Pedestrians and cyclists will have a field day in the Naya Raipur township now under construction in Chhattisgarh. The sectors are being designed such that no motorised transport is needed for movement within them
Since independence there are few examples of planned cities in the country. The most obvious is Chandigarh which was planned in the Sixties and should have paved the way for more such ventures. Surprisingly, despite the time-tested sustainability of the model, such replications did not take place.
Now there is one -- Naya Raipur, the new capital city of Chhattisgarh — which has been planned as a garden city and construction is currently in full swing. Slated to be the country's second planned city after Chandigarh, Naya Raipur with 21 residential sectors will accommodate a population of 16,000 initially and around 5.6 lakh once the project is completed in 2031.The most unique feature of this new township will be its proposed intra-city transport system.
The transport structure will not only have a Bus Rapid Transit (BRT) system, but also priority attention will be given to pedestrians and cycle users. Hence, cycle lanes and pedestrian avenues are integral to the blue print.
In order to provide a high frequency service operation, the BRT system is planning to operate mini buses. The buses will be either CNG based or battery operated. This is to maintain the environmental quality of the new city as compared to the public transport system in the existing Raipur city, which is largely dependent on petrol or diesel and causes a lot of vehicular pollution.
According to the plan, well-lit and smooth surfaced footpaths of minimum 2.0 m width will be provided on both sides of all the roads. The right of way of major roads will be provided with a ‘Green strip cum utility corridor' along which the pedestrian path will run.
A major ‘Pedestrian Corridor' will also run from the south to the north of the city. Besides, cycle tracks, of minimum 3 m width, will be included.
Though in the past the experience with introducing the BRT system has not been as successful as expected, especially in the case of the National Capital, agencies working on the BRT in Naya Raipur do not believe that any of the problems will arise in the new city. Amit Bhatt, strategy head, transport for Embarq India, a think tank working with the Naya Raipur Development Authority (NRDA), a special area development authority established by the State government assuages such fears. “The BRT system of Naya Raipur will be based on the successful BRT model in Ahmedabad. The architect of the Naya Raipur BRT system is the same as Ahmedabad and all the design features of that system will be retained in Naya Raipur,” Mr Bhatt told The Hindu.
Located at a distance of 17 km south east of Raipur, Naya Raipur is the first city where land use has been integrated with the transport system since its inception. The planners aim to build a city that will be well connected both internally and externally. The sectors are being designed in such a manner that no motorised transport is needed for movement within the sectors.

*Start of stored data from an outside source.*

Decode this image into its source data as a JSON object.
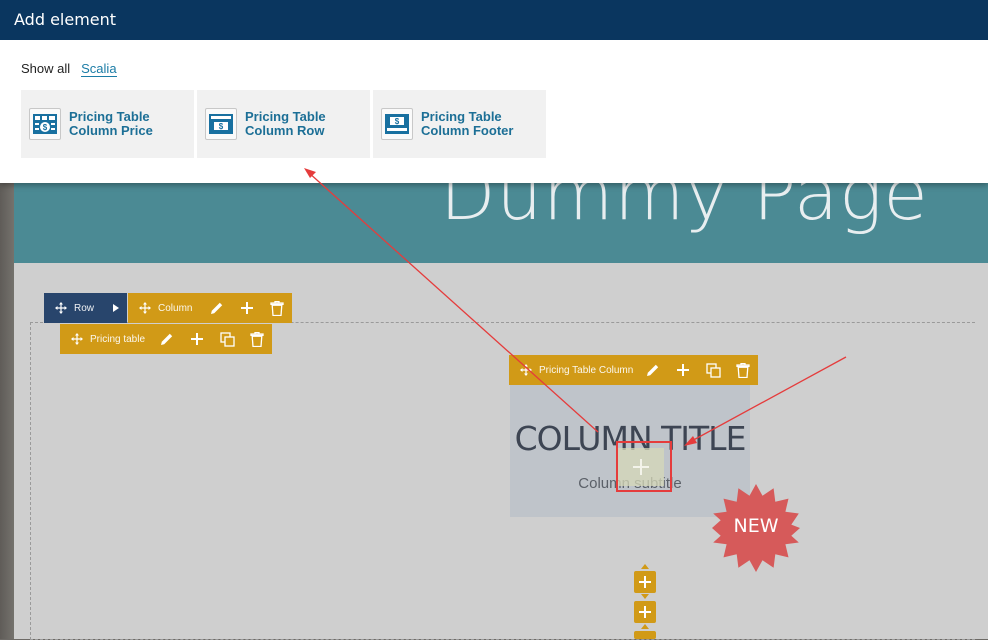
{
  "modal": {
    "title": "Add element",
    "filters": [
      "Show all",
      "Scalia"
    ],
    "cards": [
      {
        "line1": "Pricing Table",
        "line2": "Column Price",
        "icon": "pricing-price-icon"
      },
      {
        "line1": "Pricing Table",
        "line2": "Column Row",
        "icon": "pricing-row-icon"
      },
      {
        "line1": "Pricing Table",
        "line2": "Column Footer",
        "icon": "pricing-footer-icon"
      }
    ]
  },
  "page": {
    "hero_title": "Dummy Page",
    "row_label": "Row",
    "column_label": "Column",
    "pricing_table_label": "Pricing table",
    "pricing_column_label": "Pricing Table Column",
    "column_title": "COLUMN TITLE",
    "column_subtitle": "Column subtitle",
    "badge": "NEW"
  },
  "colors": {
    "modal_header": "#0a365f",
    "accent": "#1b7ca6",
    "control_orange": "#d19a17",
    "control_navy": "#28456c",
    "hero": "#4b8a94",
    "badge": "#d65a5a",
    "annotation": "#e53c3c"
  }
}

According to the State's presentation on the planned city, “…the layered development process will have many other hallmarks like adequate water and power supply, modern sewage treatment plants with water recycling system, better infrastructure for education, telecom and healthcare and lake conservation projects among others.”
On the face of it Naya Raipur seems to be a promising model of planned development. However, it remains to be seen whether the administration will be able to translate the good intentions into reality.